Bottom Line Up Front
- On May 6, the African Union (AU) and the United Nations (UN) once again pushed for a transfer to civilian rule in Sudan.
- While the AU and the UN are pushing Khartoum to transition away from strongman rule, regional powers are seeking to guard their own interests.
- Fearing the spread of protests, Riyadh and Abu Dhabi are supporting the Transitional Military Council to protect the status quo as much as possible.
- Meanwhile, throughout the Muslim holy month of Ramadan, thousands of Sudanese civilians continue to protest outside the army’s main headquarters.
When widespread popular protests toppled the 30-year rule of Sudanese dictator Omar al-Bashir on April 11, great optimism enveloped the country, ushering in the hope that organic and democratic change had finally arrived. That optimism remains almost a month after Bashir left office, but it is being tempered by the role of external actors seeking to forestall an ‘Arab Spring 2.0’ sweeping the region. Thousands of Sudanese continue to protest for civilian rule, gathering in front of the military headquarters in Khartoum where the interim military government is based. The protesters are continuing even during the month of Ramadan, where fasting makes outdoor protests in the Khartoum heat a notable choice. The Transitional Military Council (TMC) and the protesters have been unable to forge a tenable consensus in creating a civilian government or a joint military-civilian government. Given recent history in the region, and ongoing interference by external actors, it seems likely that a delay would favor entrenched powers, which by default in Sudan means the military.

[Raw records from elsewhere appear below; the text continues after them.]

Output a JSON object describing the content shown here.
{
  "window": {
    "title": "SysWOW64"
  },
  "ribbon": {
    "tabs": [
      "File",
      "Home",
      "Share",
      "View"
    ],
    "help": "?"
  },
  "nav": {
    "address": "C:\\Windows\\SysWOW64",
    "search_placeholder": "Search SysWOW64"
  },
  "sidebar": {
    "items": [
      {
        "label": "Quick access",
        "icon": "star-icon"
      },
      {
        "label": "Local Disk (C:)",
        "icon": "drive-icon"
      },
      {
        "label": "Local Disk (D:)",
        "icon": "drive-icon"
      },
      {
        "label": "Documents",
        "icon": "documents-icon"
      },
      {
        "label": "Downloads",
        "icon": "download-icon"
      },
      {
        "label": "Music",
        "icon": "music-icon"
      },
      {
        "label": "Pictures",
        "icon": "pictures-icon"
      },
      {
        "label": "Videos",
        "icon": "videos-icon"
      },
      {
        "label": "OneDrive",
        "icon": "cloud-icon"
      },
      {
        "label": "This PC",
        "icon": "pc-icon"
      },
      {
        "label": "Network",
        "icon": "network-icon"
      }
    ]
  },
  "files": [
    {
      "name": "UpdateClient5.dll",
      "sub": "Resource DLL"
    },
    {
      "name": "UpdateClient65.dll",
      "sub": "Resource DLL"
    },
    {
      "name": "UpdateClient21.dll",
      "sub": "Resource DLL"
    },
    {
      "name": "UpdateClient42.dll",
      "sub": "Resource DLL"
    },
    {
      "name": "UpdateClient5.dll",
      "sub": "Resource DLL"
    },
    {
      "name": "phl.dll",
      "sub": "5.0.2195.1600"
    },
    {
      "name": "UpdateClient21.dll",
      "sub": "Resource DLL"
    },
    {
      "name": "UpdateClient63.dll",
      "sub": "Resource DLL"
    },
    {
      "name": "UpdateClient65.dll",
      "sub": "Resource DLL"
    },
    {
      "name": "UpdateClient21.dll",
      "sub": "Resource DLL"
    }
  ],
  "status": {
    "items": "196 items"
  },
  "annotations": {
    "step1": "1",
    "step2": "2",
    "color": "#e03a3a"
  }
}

The African Union (AU) and United Nations (UN) have been calling for a relatively quick transition to civilian rule in Sudan. The AU set a 60-day deadline for the TMC to transfer power to a civilian government, extending the deadline by 45 days from its initial demand. On May 6, AU Commission Chairman Mahamatmet with UN Secretary-General Guterres to jointly call for a quick transition to a civilian-led government. Yet regional heavyweights like Saudi Arabia and the United Arab Emirates (UAE) find the idea of a prolonged military government in Sudan amenable to their countries’ interests. The two have pledged a $3 billion aid package designed to bolster the TMC and effectively shield it from the economic pressures that contributed to Bashir being ousted. Riyadh and Abu Dhabi both share an interest in ‘stability’ in Sudan, which means trying to ensure that the protests do not spread beyond Sudan’s borders, particularly to the Gulf or other parts of the Middle East and North Africa where Mohammed bin Salman and Mohammed bin Zayed seek to further their countries’ respective influence.
The ultimate goal of the Sudanese protests is to jettison the old regime and replace it with a civilian-led democratic government, an outcome that poses a clear threat to autocrats throughout the region. More than any other issue, Saudi Arabia and the UAE fear the specter of successful and widespread popular protests – and the potential for cascading events in their own countries. Accordingly, these leaders are working to prevent Sudan from becoming an example of a successful revolution driven by the people and in the interest of the people. Both leaders would prefer a puppet regime that they can manipulate through aid and assistance. Protesters in Sudan have noticed the Saudi and Emirati actions and some have been witnessed chanting ‘we do not want Saudi aid even if we have to eat beans and falafel.’ Reports indicate that many protesters fear that large segments of the Sudanese street will be neutralized and that the end result could be a situation similar to Egypt, where the government crackdown has stifled democracy while increasing draconian measures intended to control the population.
Riyadh and Abu Dhabi are strong supporters of Egyptian President al-Sisi, who has managed to turn Egypt into a military dictatorship where stability at all costs serves as the raison d’être for regime survival. Al-Sisi has cracked down on political and social dissent to a degree that surpasses even that of his predecessor, the long-reviled Hosni Mubarak. The threat of another revolution in Egypt has been quelled for the foreseeable future and the leaders in Cairo, Riyadh, and Abu Dhabi intend to manage their political situations closely. In Sudan, the U.S. has expressed support for civilian rule but maintains little influence in the country. Accordingly, the U.S. will likely remain on the sidelines and be forced to accept the machinations of external powers in the region, especially since Washington’s foreign policy in the Middle East is based on deferring to those countries seen as containing the further spread of Iranian influence. By siding with Saudi Arabia and the UAE, the Trump administration is inadvertently affirming external intervention as a legitimate tool of foreign policy, a myopic precedent and a formula for perpetual instability in one of the most unstable regions in the world.